Mensalão: Três ministros votam pela condenação de João Paulo Cunha
Ex-presidente da Câmara e ex-diretor do BB são réus por crimes de corrupção
O ministro Luiz Fux aderiu, totalmente, ao voto do ministro-relator, Joaquim Barbosa, na continuação do julgamento da ação penal do mensalão, na sessão do Supremo Tribunal desta segunda-feira, para condenar o deputado João Paulo Cunha (PT-SP), ex-presidente da Câmara dos Deputados, e Henrique Pizzolato, ex-diretor do Banco do Brasil, pelos crimes de corrupção passiva, peculato (duas vezes) e lavagem de dinheiro. Assim, votou também pela condenação (corrupção ativa e peculato) dos réus Marcos Valério e seus sócios Ramón Hollerbach e Cristiano Paz.

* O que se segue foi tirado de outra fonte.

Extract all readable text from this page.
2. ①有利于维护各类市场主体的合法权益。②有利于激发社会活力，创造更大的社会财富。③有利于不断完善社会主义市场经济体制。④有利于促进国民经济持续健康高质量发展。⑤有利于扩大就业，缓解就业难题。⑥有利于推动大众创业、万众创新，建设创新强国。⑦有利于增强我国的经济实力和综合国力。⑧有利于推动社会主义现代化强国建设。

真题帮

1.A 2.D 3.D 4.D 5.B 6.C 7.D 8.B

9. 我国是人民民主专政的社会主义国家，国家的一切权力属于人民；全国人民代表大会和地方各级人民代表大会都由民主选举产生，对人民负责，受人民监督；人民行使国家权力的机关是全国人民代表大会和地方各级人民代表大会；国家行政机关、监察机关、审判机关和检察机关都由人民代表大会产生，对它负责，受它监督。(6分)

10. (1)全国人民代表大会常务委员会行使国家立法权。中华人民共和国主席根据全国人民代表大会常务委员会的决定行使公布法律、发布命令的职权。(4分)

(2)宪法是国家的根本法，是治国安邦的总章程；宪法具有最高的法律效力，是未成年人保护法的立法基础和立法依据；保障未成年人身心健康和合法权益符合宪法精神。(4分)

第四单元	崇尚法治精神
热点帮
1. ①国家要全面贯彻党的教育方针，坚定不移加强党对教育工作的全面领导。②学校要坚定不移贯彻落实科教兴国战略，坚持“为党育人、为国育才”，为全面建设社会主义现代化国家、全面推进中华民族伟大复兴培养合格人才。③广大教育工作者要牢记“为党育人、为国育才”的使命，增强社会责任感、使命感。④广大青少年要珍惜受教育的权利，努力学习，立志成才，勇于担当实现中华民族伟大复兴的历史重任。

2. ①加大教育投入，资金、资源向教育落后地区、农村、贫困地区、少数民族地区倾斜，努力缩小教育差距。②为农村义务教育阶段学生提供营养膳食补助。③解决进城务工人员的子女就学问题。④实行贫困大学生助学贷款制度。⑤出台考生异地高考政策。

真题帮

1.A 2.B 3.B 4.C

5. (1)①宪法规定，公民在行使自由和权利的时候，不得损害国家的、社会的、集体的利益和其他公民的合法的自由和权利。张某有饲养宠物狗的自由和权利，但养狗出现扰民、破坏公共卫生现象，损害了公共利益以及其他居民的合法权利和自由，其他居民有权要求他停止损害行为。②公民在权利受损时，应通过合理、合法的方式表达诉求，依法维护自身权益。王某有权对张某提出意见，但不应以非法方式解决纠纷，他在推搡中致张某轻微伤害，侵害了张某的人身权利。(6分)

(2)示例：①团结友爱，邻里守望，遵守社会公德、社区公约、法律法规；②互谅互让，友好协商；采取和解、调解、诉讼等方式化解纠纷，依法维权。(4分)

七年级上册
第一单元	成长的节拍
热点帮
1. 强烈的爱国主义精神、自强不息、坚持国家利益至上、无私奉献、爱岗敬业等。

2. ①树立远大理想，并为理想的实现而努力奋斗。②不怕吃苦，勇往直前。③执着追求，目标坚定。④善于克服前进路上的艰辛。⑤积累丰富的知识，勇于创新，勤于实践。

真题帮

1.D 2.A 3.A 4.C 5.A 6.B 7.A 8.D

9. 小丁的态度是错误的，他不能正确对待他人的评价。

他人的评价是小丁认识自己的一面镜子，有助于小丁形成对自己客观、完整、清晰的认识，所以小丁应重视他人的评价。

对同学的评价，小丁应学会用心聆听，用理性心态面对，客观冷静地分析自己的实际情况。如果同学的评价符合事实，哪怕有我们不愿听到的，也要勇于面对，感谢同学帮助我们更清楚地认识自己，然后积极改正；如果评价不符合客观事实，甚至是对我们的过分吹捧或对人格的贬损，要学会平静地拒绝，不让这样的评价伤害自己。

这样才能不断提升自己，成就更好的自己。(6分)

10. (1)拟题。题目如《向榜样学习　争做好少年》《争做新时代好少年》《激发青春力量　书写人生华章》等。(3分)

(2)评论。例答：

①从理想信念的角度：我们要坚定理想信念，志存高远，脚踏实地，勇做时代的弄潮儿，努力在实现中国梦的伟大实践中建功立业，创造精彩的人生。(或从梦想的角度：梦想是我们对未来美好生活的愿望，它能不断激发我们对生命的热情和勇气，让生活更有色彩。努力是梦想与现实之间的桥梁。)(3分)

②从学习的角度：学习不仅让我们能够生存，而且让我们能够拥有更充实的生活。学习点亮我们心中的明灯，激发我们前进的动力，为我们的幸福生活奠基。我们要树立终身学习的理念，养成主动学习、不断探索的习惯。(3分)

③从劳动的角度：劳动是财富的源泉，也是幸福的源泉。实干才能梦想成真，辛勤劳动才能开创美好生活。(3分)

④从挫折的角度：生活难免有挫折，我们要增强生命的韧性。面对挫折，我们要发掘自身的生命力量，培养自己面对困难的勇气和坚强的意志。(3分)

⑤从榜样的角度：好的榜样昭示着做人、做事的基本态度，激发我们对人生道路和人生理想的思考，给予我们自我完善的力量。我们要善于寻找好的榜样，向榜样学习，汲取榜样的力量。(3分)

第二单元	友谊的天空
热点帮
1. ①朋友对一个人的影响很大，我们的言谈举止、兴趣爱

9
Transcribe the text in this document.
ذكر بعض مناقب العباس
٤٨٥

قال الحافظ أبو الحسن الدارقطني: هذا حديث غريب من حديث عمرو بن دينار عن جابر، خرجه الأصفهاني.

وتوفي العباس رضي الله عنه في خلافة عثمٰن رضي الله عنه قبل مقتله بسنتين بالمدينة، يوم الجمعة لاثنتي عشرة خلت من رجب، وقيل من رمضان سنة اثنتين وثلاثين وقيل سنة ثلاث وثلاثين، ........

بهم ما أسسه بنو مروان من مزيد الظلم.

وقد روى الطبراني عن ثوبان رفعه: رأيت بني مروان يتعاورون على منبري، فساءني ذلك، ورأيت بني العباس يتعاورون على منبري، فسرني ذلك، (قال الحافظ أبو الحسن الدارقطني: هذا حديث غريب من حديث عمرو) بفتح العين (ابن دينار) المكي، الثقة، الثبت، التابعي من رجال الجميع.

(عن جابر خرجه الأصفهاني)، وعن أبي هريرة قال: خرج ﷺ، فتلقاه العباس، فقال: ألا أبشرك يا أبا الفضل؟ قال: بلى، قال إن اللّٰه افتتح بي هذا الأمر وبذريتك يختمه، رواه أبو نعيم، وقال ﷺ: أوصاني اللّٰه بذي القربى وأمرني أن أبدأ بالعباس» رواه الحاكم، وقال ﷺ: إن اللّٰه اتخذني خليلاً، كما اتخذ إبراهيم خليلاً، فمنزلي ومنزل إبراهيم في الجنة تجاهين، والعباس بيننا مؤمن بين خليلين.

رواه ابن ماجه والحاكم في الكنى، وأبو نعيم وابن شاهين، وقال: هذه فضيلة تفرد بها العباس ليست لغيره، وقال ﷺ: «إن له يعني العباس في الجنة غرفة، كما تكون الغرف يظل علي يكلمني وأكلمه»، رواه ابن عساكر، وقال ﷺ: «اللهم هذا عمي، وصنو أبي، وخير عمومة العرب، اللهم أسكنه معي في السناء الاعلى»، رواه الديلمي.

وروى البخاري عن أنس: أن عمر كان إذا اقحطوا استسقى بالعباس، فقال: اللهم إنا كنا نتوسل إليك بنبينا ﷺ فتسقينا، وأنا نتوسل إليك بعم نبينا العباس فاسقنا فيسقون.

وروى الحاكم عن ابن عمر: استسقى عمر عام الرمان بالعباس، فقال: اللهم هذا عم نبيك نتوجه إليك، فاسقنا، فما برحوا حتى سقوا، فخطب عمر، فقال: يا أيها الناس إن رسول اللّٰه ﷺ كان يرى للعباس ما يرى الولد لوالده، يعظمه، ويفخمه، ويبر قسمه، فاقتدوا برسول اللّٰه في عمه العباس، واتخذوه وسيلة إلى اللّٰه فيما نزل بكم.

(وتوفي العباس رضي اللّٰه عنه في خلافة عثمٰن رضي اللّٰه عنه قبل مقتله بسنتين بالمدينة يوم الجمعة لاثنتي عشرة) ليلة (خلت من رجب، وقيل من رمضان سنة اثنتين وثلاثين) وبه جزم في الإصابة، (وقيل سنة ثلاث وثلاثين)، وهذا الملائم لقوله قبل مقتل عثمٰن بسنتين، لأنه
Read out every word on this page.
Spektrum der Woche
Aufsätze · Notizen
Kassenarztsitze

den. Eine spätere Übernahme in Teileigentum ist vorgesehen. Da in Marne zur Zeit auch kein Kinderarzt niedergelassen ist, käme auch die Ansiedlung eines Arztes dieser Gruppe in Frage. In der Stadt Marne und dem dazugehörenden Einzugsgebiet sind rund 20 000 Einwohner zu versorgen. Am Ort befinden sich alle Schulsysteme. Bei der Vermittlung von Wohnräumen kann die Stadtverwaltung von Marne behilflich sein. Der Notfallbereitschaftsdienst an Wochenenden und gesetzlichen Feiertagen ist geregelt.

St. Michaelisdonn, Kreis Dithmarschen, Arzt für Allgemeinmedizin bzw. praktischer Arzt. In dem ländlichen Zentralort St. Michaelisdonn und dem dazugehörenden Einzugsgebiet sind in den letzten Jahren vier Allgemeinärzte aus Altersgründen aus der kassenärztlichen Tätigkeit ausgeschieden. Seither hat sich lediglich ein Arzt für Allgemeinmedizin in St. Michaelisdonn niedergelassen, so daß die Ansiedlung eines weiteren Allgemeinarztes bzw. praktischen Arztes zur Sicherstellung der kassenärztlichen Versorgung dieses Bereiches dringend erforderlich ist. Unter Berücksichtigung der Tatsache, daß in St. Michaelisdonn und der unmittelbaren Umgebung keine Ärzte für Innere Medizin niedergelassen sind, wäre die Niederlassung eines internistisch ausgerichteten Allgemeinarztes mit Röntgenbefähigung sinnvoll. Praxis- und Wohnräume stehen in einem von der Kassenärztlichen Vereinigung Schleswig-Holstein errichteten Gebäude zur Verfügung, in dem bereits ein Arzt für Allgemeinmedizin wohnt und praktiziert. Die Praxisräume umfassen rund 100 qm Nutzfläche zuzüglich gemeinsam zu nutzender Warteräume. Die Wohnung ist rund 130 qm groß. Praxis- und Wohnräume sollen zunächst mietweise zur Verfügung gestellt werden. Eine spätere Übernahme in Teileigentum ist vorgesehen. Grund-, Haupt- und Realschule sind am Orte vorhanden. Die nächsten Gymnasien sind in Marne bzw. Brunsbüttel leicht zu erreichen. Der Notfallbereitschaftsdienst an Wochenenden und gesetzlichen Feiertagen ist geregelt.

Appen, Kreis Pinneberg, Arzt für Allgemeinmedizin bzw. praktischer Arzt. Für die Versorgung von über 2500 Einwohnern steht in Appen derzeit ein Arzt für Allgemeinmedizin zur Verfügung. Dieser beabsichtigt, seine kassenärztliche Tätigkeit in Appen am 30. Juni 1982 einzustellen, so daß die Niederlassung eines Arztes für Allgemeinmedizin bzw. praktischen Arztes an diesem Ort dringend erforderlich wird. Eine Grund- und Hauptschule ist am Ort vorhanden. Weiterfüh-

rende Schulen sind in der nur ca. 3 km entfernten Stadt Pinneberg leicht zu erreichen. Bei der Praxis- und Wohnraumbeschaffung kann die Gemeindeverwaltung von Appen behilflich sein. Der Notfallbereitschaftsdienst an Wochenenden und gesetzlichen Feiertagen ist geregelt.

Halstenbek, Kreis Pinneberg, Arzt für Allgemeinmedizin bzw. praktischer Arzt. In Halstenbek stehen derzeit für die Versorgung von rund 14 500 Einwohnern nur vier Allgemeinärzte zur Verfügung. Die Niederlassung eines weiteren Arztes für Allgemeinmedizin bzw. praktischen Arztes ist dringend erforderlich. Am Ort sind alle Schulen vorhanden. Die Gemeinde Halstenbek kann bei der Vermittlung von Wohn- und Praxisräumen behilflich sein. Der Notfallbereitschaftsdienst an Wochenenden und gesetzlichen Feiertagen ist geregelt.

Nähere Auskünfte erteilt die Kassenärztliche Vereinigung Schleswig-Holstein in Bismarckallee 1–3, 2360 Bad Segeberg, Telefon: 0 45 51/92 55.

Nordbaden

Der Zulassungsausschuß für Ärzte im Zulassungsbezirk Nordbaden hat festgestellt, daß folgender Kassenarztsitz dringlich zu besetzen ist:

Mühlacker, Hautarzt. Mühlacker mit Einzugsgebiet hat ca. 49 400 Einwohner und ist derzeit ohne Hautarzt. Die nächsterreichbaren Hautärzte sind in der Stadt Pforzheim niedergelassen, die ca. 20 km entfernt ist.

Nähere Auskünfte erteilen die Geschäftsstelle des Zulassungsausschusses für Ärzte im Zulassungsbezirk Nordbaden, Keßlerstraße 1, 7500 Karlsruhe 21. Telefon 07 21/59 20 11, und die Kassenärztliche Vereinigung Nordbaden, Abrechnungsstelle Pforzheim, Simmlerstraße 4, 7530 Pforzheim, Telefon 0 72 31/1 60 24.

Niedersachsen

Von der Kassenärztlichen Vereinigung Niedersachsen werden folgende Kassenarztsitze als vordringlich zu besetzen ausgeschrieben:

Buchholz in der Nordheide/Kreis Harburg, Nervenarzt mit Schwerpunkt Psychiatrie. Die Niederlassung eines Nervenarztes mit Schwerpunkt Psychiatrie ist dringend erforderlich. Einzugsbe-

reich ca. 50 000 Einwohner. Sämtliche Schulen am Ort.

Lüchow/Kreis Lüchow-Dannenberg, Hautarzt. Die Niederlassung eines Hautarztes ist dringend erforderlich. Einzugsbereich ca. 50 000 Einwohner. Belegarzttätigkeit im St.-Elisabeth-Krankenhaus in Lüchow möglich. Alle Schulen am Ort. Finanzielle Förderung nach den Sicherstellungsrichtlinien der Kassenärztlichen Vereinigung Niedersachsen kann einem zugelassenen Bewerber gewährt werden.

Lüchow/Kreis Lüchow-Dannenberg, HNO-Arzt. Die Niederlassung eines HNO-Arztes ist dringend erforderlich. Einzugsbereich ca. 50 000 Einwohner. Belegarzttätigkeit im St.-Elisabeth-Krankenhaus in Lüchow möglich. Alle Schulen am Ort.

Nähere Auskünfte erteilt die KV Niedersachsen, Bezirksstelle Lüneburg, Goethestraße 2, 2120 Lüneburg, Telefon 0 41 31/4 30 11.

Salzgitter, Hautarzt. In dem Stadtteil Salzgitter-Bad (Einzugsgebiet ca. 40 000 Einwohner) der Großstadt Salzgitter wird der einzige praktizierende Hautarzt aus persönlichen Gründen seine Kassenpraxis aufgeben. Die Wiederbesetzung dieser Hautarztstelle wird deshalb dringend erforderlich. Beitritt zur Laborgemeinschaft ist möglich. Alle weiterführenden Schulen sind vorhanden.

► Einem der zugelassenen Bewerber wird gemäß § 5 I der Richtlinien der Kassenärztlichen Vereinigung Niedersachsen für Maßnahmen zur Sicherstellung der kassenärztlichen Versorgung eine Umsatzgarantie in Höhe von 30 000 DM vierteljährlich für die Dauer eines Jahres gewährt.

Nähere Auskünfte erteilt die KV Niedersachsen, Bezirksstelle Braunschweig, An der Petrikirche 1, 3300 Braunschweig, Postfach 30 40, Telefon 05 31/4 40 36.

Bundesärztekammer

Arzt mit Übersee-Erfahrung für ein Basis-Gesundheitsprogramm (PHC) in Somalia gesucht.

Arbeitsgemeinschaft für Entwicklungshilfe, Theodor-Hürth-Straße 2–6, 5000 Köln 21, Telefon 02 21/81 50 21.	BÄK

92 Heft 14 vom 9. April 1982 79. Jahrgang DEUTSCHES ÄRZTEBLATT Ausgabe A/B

No início da sessão, a ministra Rosa Weber — o primeiro integrante do STF a se pronunciar no mérito da Ação Penal 470, depois do relator e do revisor — tinha acompanhado Joaquim Barbosa na maior parte do seu voto, mas seguiu o ministro-revisor, Ricardo Lewandowski, no segundo caso de peculato que envolvia João Paulo Cunha, Pizzolato e os sócios das agências de publicidade SMP&B e DNA.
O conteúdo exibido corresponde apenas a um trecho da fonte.